No encuentran nada en la finca donde estaba el campamento. El propietario de aquel pedazo de tierra se fue con la guerrilla. Queman la vivienda vacía y varias casas de tabaco. Matan puercos y gallinas. Esa noche duermen allí.

Al día siguiente, liberan al padre de Nato, y a este se lo llevan de vuelta para el cuartel: de nuevo, a la espiral de hambre, tortura y vejaciones. Acaso piensa una y otra vez en su muerte, en que en algún momento se lo llevarán a rastras y ya nunca volverá. Y la imagen de su cadáver, podrido en alguna cuneta, le viene a la mente aquellas noches de soledad e insomnio. Tiene 21 años.

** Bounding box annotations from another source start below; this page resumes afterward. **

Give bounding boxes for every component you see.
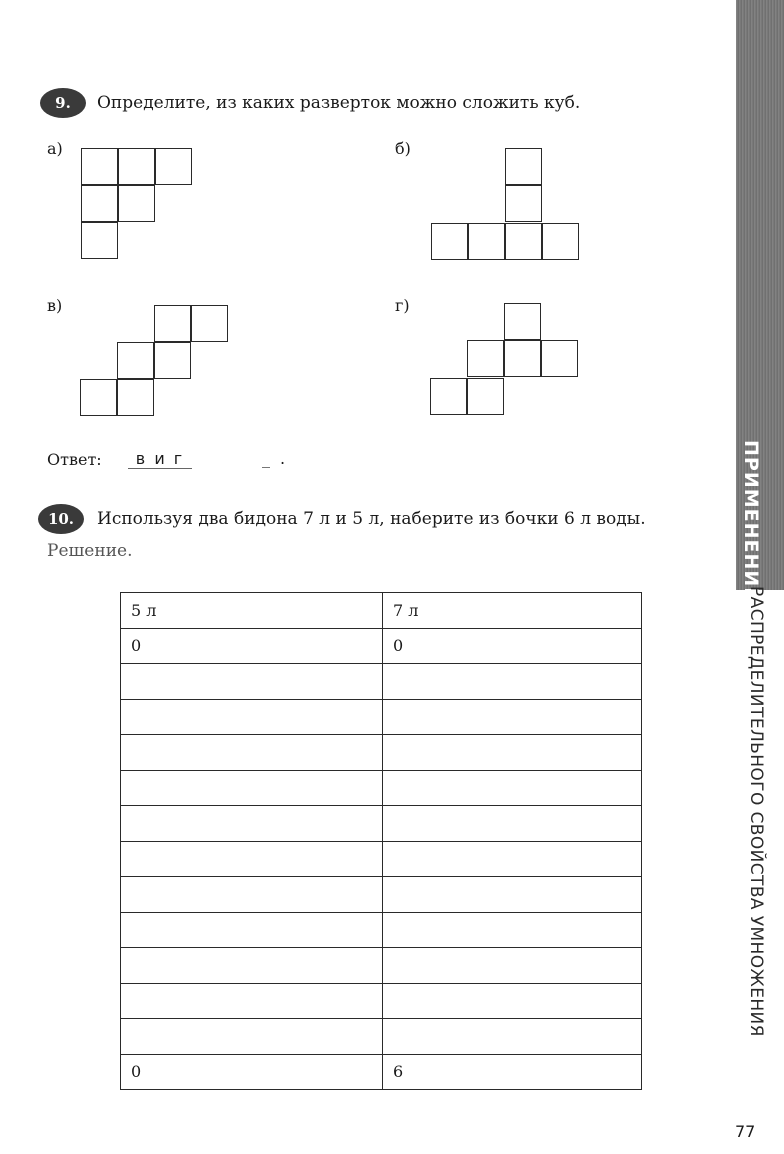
net-cell: [81, 185, 118, 222]
net-cell: [505, 185, 542, 222]
option-a-label: а): [47, 139, 63, 158]
net-cell: [155, 148, 192, 185]
net-cell: [81, 148, 118, 185]
net-cell: [467, 378, 504, 415]
net-cell: [154, 342, 191, 379]
task-9-number-badge: 9.: [40, 88, 86, 118]
net-cell: [81, 222, 118, 259]
cell-5l: [121, 806, 383, 842]
table-row: [121, 912, 642, 948]
table-row: [121, 806, 642, 842]
task-9-text: Определите, из каких разверток можно сложить куб.: [97, 93, 581, 113]
table-row: [121, 1054, 642, 1090]
net-cell: [430, 378, 467, 415]
answer-end: _.: [262, 449, 296, 468]
net-cell: [118, 185, 155, 222]
cell-7l: [383, 770, 642, 806]
header-7l: 7 л: [383, 593, 642, 629]
cell-5l: [121, 735, 383, 771]
net-cell: [541, 340, 578, 377]
cell-5l: [121, 877, 383, 913]
net-cell: [542, 223, 579, 260]
cell-7l: 0: [383, 628, 642, 664]
cell-7l: [383, 983, 642, 1019]
cell-5l: [121, 770, 383, 806]
cell-7l: 6: [383, 1054, 642, 1090]
table-row: [121, 877, 642, 913]
cell-5l: [121, 912, 383, 948]
chapter-title-bold: ПРИМЕНЕНИЕ: [740, 440, 762, 602]
cell-7l: [383, 699, 642, 735]
table-row: [121, 948, 642, 984]
cell-7l: [383, 877, 642, 913]
table-row: [121, 735, 642, 771]
cell-7l: [383, 1019, 642, 1055]
net-cell: [117, 379, 154, 416]
cell-5l: [121, 841, 383, 877]
table-header-row: [121, 593, 642, 629]
solution-table: [120, 592, 642, 1090]
cell-5l: [121, 983, 383, 1019]
net-cell: [431, 223, 468, 260]
answer-label: Ответ:: [47, 450, 102, 469]
table-row: [121, 628, 642, 664]
table-row: [121, 1019, 642, 1055]
task-10-number-badge: 10.: [38, 504, 84, 534]
cell-5l: [121, 699, 383, 735]
cell-5l: [121, 948, 383, 984]
cell-7l: [383, 948, 642, 984]
page-number: 77: [735, 1122, 756, 1141]
chapter-title-rest: РАСПРЕДЕЛИТЕЛЬНОГО СВОЙСТВА УМНОЖЕНИЯ: [746, 586, 766, 1037]
option-g-label: г): [395, 296, 410, 315]
net-cell: [191, 305, 228, 342]
net-cell: [118, 148, 155, 185]
table-row: [121, 770, 642, 806]
cell-5l: 0: [121, 628, 383, 664]
solution-label: Решение.: [47, 541, 133, 561]
header-5l: 5 л: [121, 593, 383, 629]
net-cell: [80, 379, 117, 416]
option-v-label: в): [47, 296, 63, 315]
task-10-text: Используя два бидона 7 л и 5 л, наберите из бочки 6 л воды.: [97, 509, 646, 529]
net-cell: [505, 148, 542, 185]
option-b-label: б): [395, 139, 411, 158]
answer-value: в и г: [128, 449, 192, 469]
cell-5l: [121, 1019, 383, 1055]
net-cell: [504, 340, 541, 377]
table-row: [121, 664, 642, 700]
net-cell: [505, 223, 542, 260]
table-row: [121, 983, 642, 1019]
cell-5l: [121, 664, 383, 700]
net-cell: [154, 305, 191, 342]
net-cell: [467, 340, 504, 377]
cell-7l: [383, 735, 642, 771]
cell-7l: [383, 806, 642, 842]
cell-7l: [383, 841, 642, 877]
cell-5l: 0: [121, 1054, 383, 1090]
table-row: [121, 841, 642, 877]
cell-7l: [383, 912, 642, 948]
net-cell: [468, 223, 505, 260]
table-row: [121, 699, 642, 735]
net-cell: [117, 342, 154, 379]
cell-7l: [383, 664, 642, 700]
net-cell: [504, 303, 541, 340]
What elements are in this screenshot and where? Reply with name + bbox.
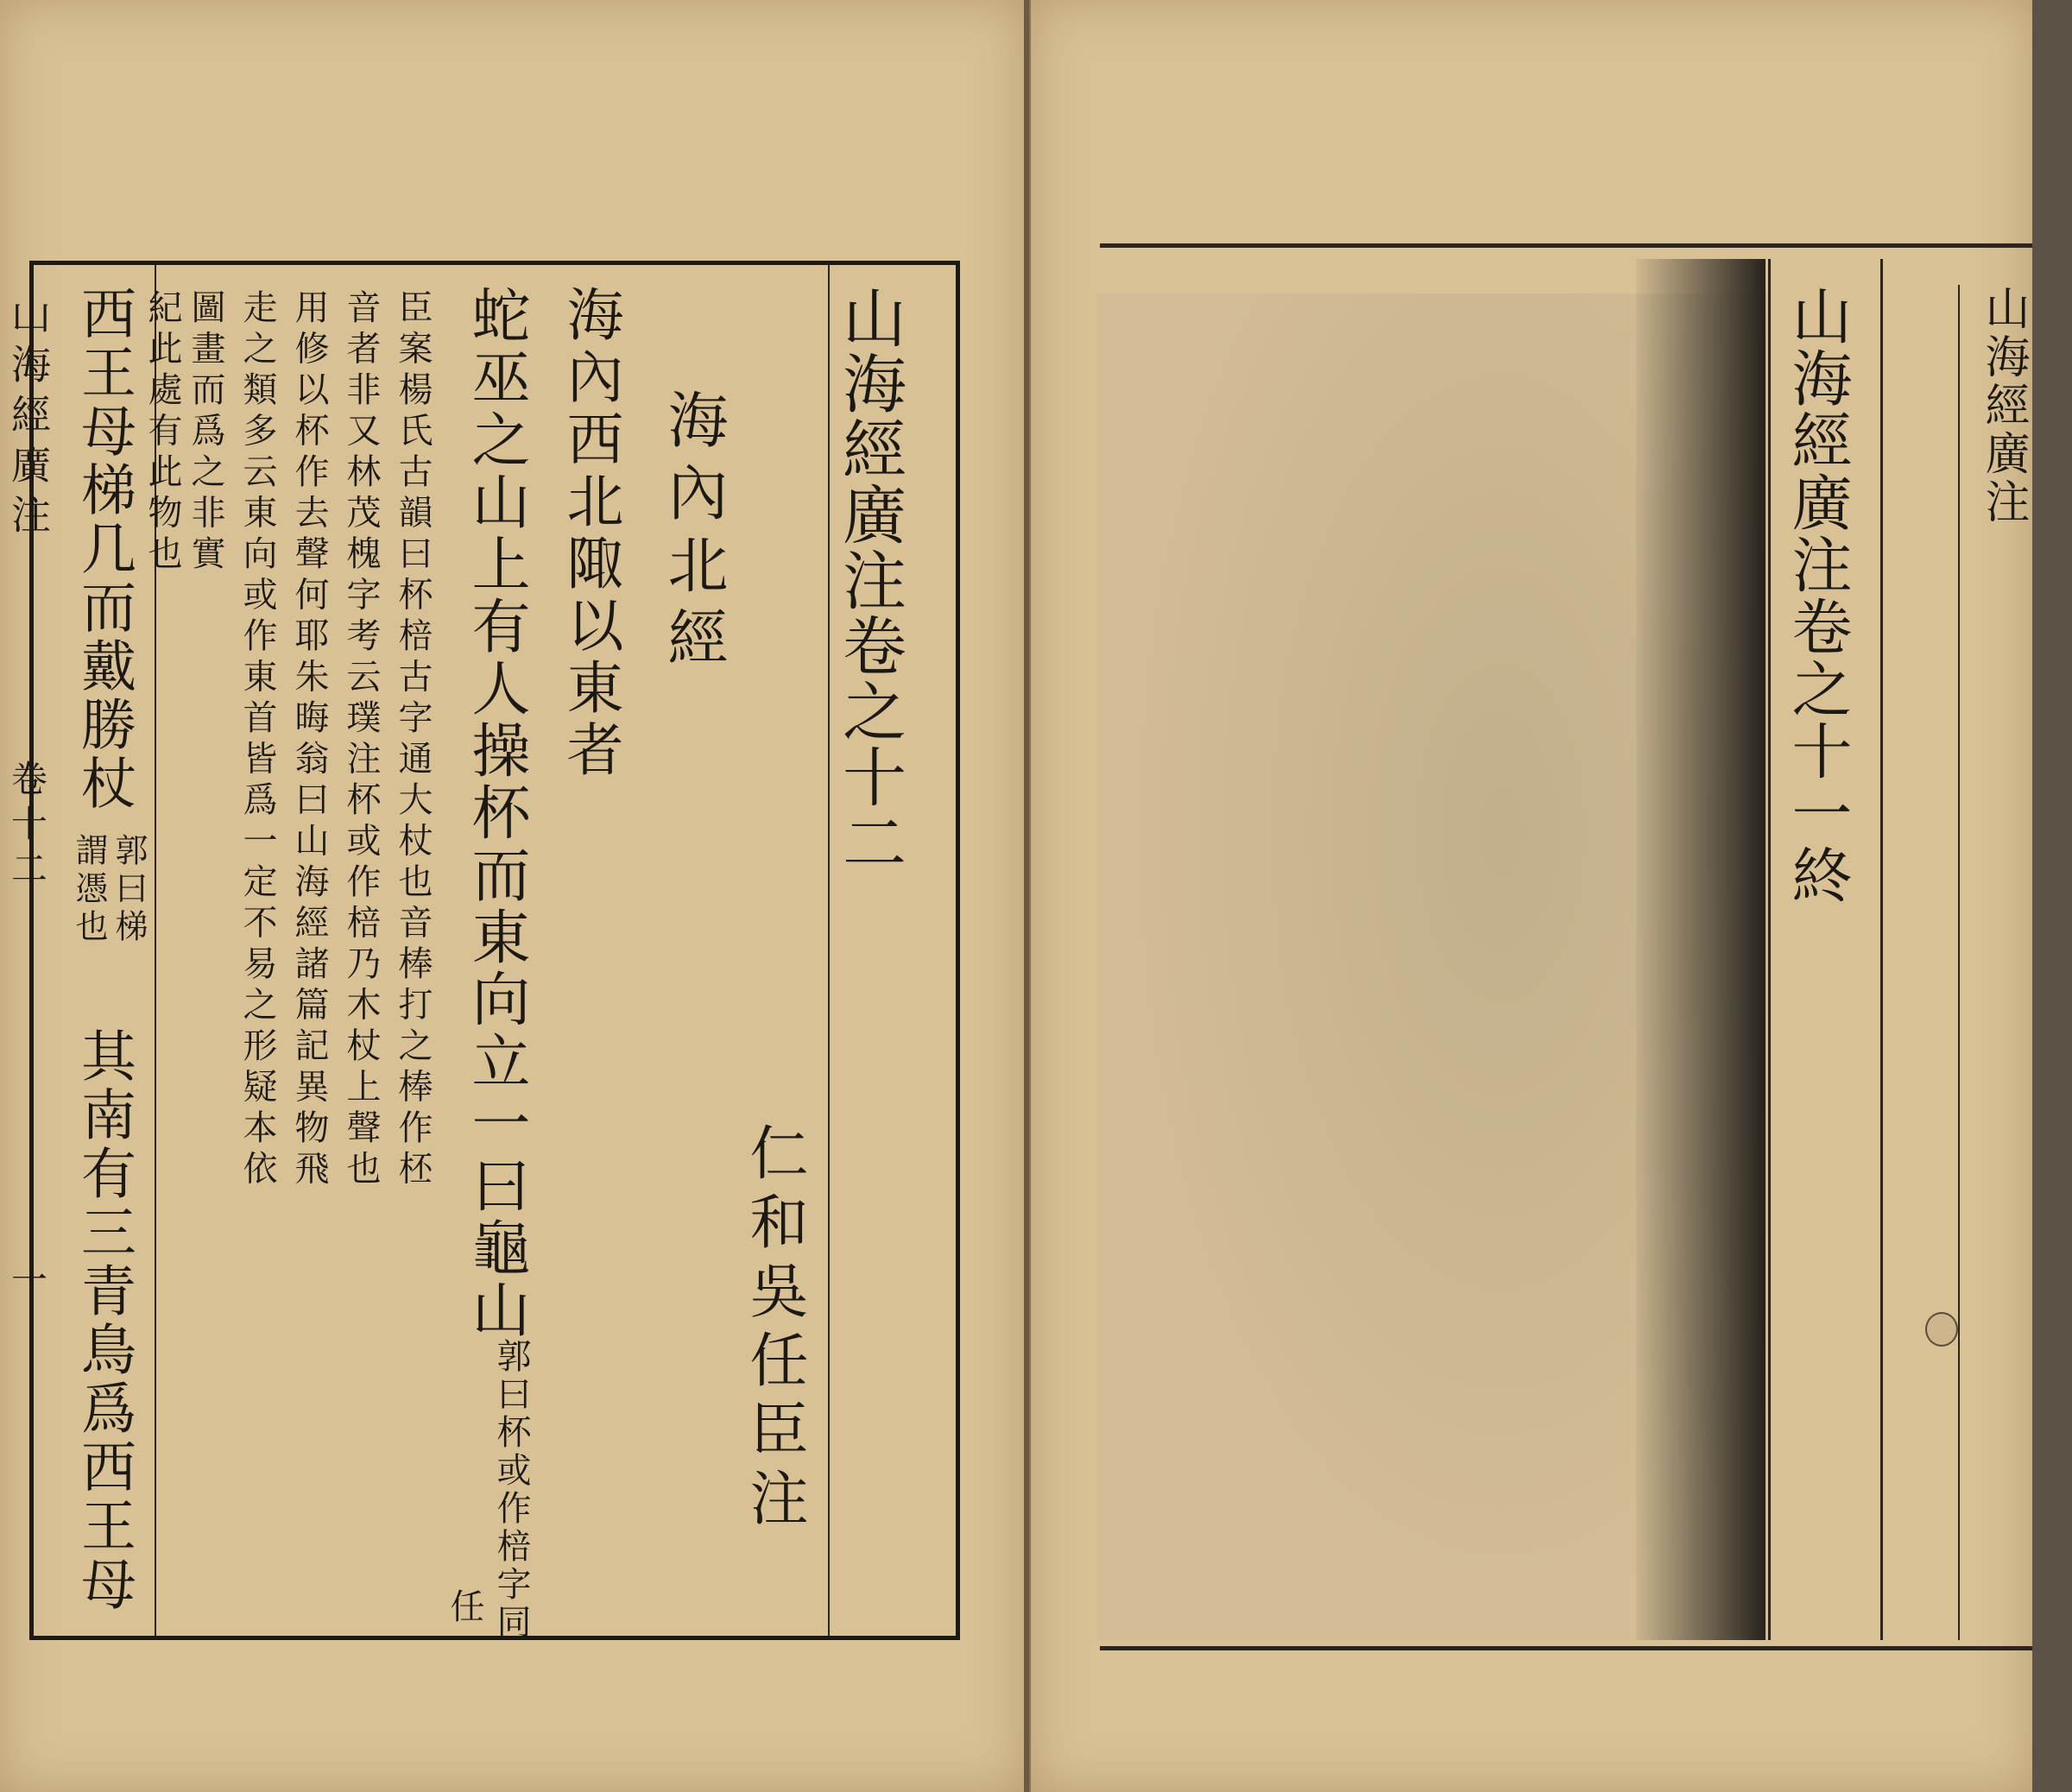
commentary-column: 音者非又林茂槐字考云璞注杯或作棓乃木杖上聲也 — [341, 289, 381, 1191]
worm-hole — [1925, 1312, 1958, 1347]
main-text-column: 其南有三青鳥爲西王母 — [72, 1027, 136, 1614]
margin-volume: 卷十二 — [6, 760, 48, 894]
margin-title: 山海經廣注 — [5, 293, 52, 544]
commentary-column: 用修以杯作去聲何耶朱晦翁曰山海經諸篇記異物飛 — [289, 289, 329, 1191]
commentary-column: 臣案楊氏古韻曰杯棓古字通大杖也音棒打之棒作柸 — [393, 289, 433, 1191]
commentary-note: 任 — [445, 1588, 484, 1627]
ink-dark-band — [1636, 259, 1766, 1640]
commentary-note: 謂憑也 — [70, 833, 108, 947]
margin-page-number: 一 — [6, 1260, 48, 1301]
column-rule — [1768, 259, 1771, 1640]
column-rule — [1880, 259, 1883, 1640]
commentary-column: 走之類多云東向或作東首皆爲一定不易之形疑本依 — [237, 289, 277, 1191]
main-text-column: 西王母梯几而戴勝杖 — [72, 285, 136, 813]
author-credit: 仁和吳任臣注 — [740, 1122, 808, 1536]
book-title: 山海經廣注卷之十二 — [832, 285, 906, 875]
section-heading: 海內西北陬以東者 — [557, 285, 623, 782]
chapter-title: 海內北經 — [658, 388, 729, 678]
left-page — [0, 0, 1026, 1792]
commentary-note: 郭曰杯或作棓字同 — [491, 1338, 531, 1642]
column-rule — [1958, 285, 1960, 1640]
commentary-column: 圖畫而爲之非實 — [186, 289, 225, 577]
column-rule — [828, 265, 830, 1636]
main-text-column: 蛇巫之山上有人操杯而東向立一曰龜山 — [462, 285, 530, 1341]
end-title: 山海經廣注卷之十一終 — [1782, 285, 1853, 906]
commentary-note: 郭曰梯 — [110, 833, 148, 947]
right-margin-title: 山海經廣注 — [1977, 285, 2029, 527]
commentary-column: 紀此處有此物也 — [142, 289, 182, 577]
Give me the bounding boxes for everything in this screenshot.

Pero, una madrugada, algo cambia dentro del cuartel. Los guardias se ven nerviosos, agitados. Discuten entre ellos. Están llenos de rabia. “¡Batista se fue! ¡Nos vendieron como puercos!”, ruge furioso uno de los carceleros. Aquel jueves, 1ro.de enero de 1959, el dictador había escapado del país, convencido de que el Ejército Rebelde tomaría La Habana en cuestión de días.

Caída la tarde liberan a Nato y a los demás detenidos. Hay una enorme manifestación fuera del cuartel. El pueblo se ha tirado a las calles para celebrar, dar gracias a Dios, pedir justicia y buscar a sus seres queridos. Cada quien vive el triunfo a su manera. Por fin, luego de seis años, los ríos de sangre y llanto cerraron su cauce para siempre. Fue la esperanza, fundada y triunfante, que iluminó por primera vez a los humildes de Cuba.